Politically, this highlights just how different the Trump 2.0 coalition looks from that which powered his first presidency. CEOs of Big Tech platforms, largely seen as Democratic-leaning during his first campaign and administration, lined up to support his inauguration this time. And in place of the traditional conservatism of former Vice President Mike Pence, there’s Vice President JD Vance, a former venture capitalist who has publicly defended Musk.

Now, the weird politics of a certain corner of Silicon Valley threaten to upend this fragile balance.

This first appeared in Digital Future Daily, POLITICO’s afternoon newsletter about how tech and power are shaping our world. Subscribe here.

Alexander Thomas, a researcher at the University of East London and author of “The Politics and Ethics of Transhumanism,” described Musk’s vision as similar to that of “longtermist” thinkers like Nick Bostrom, who popularized the concept of artificial “superintelligence”: that from a utilitarian perspective, it’s not just personally gratifying, but Musk’s duty to the human race to ensure that his superior genes perpetuate throughout human history.

“This means the 8 billion people alive today simply don't matter — genocide and wars are mere ripples, as long as some survive, and Musk is the one that needs to survive,” Thomas told DFD. “He's the one that needs to pass on the baton of civilization and create this superior future.”

On one hand, such a grandiose belief is a convenient rationalization for whatever radical endeavor — from Mars colonization to the possibly extrajudicial deconstruction of the administrative state — a mogul like Musk decides to take up during his lifespan.

But it’s also a sincerely held, growing belief in Silicon Valley that powers many of its most prominent thinkers — including Sam Altman of OpenAI, who has repeatedly boasted that his company is building a civilization-shifting “superintelligence” that can surpass human capability.

When it comes to Washington politics and the Republican Party, less important here are the internecine (and often deeply bizarre) arguments over the transhumanist future than how it differs from that imagined by the rest of the conservative coalition.

Compact’s Schmitz, previously an editor of the religious magazine First Things, called Musk’s ideology “quasi-eugenic” and accused his supporters of hypocrisy, writing on X: “According to this view, when Elon Musk impregnates woman after woman with no intention of giving the children a stable family, that’s an expression of his great genetics. But when a lower-class man does the exact same thing, it’s a patent sign of his bad genes.”
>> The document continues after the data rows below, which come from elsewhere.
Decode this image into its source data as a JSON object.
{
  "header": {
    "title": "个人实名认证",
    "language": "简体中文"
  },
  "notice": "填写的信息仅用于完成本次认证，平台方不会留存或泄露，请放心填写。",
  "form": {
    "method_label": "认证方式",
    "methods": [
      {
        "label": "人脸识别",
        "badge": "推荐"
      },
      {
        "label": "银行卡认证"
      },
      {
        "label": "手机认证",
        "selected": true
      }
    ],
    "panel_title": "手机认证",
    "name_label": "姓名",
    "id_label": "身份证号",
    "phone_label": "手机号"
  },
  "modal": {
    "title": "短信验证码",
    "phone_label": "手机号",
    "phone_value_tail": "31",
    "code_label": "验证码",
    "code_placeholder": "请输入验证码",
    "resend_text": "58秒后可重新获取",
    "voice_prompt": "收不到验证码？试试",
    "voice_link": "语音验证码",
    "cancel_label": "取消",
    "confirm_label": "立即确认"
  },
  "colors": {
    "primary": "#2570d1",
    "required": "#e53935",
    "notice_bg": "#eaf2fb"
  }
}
This tension runs deeper than people’s feelings about Musk. The same 2024 issue of The Lamp, the Catholic intellectual magazine where Vance recounted his conversion experience, featured one essay inveighing against all alteration of the human body from IVF to gender transition, and another more specifically critiquing IVF itself, which Leah Libresco Sargeant described as a “fairy tale” where the “cost is larger than they tell you up front.”

The biohacking, utilitarian, futuristic ethos of Musk and his Silicon Valley cadre hasn’t yet caused a rift with their socially conservative coalition partners.
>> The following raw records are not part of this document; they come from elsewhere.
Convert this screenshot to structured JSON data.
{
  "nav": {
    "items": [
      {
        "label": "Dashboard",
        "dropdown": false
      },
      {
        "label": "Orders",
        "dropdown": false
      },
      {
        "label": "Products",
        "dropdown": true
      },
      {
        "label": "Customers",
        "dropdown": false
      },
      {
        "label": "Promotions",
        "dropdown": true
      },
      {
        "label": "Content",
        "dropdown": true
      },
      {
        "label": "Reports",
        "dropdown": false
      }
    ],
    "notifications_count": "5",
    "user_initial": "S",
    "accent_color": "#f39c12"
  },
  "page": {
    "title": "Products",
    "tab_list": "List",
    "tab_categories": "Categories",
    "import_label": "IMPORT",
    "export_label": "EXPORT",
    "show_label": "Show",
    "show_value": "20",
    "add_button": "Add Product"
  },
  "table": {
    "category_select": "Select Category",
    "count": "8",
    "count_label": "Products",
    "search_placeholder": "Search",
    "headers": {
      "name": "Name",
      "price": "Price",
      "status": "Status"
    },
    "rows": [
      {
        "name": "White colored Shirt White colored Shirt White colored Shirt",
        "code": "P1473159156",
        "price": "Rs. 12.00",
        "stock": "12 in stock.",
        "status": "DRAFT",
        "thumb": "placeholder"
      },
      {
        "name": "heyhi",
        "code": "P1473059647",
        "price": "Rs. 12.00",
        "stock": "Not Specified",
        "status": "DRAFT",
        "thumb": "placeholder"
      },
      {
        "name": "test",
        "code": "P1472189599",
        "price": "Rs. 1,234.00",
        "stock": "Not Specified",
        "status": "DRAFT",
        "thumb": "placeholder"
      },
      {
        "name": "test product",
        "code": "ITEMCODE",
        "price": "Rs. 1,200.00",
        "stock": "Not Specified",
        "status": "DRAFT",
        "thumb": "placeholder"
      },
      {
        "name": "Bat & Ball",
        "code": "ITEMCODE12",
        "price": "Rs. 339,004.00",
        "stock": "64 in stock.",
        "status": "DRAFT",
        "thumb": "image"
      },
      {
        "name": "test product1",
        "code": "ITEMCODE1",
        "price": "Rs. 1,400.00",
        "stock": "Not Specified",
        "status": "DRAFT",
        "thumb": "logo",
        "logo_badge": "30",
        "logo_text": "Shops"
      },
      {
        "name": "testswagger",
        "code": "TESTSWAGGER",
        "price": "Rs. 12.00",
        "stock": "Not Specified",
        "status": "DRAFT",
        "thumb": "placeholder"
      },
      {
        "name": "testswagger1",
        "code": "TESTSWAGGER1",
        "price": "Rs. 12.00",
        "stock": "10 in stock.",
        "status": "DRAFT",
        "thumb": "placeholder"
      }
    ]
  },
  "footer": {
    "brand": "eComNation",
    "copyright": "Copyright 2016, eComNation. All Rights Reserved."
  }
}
That might be simply because reproductive rights haven’t yet been a salient policy issue in the second Trump administration, as it seems more preoccupied with ending wars in Gaza and Ukraine while prosecuting its own battle at home against the Washington bureaucracy.

But given Musk and his Department of Governmental Efficiency’s ever-expanding policy portfolio — and how foundational the religious right continues to be to Republican governance — it could be an unavoidable part of the administration’s future.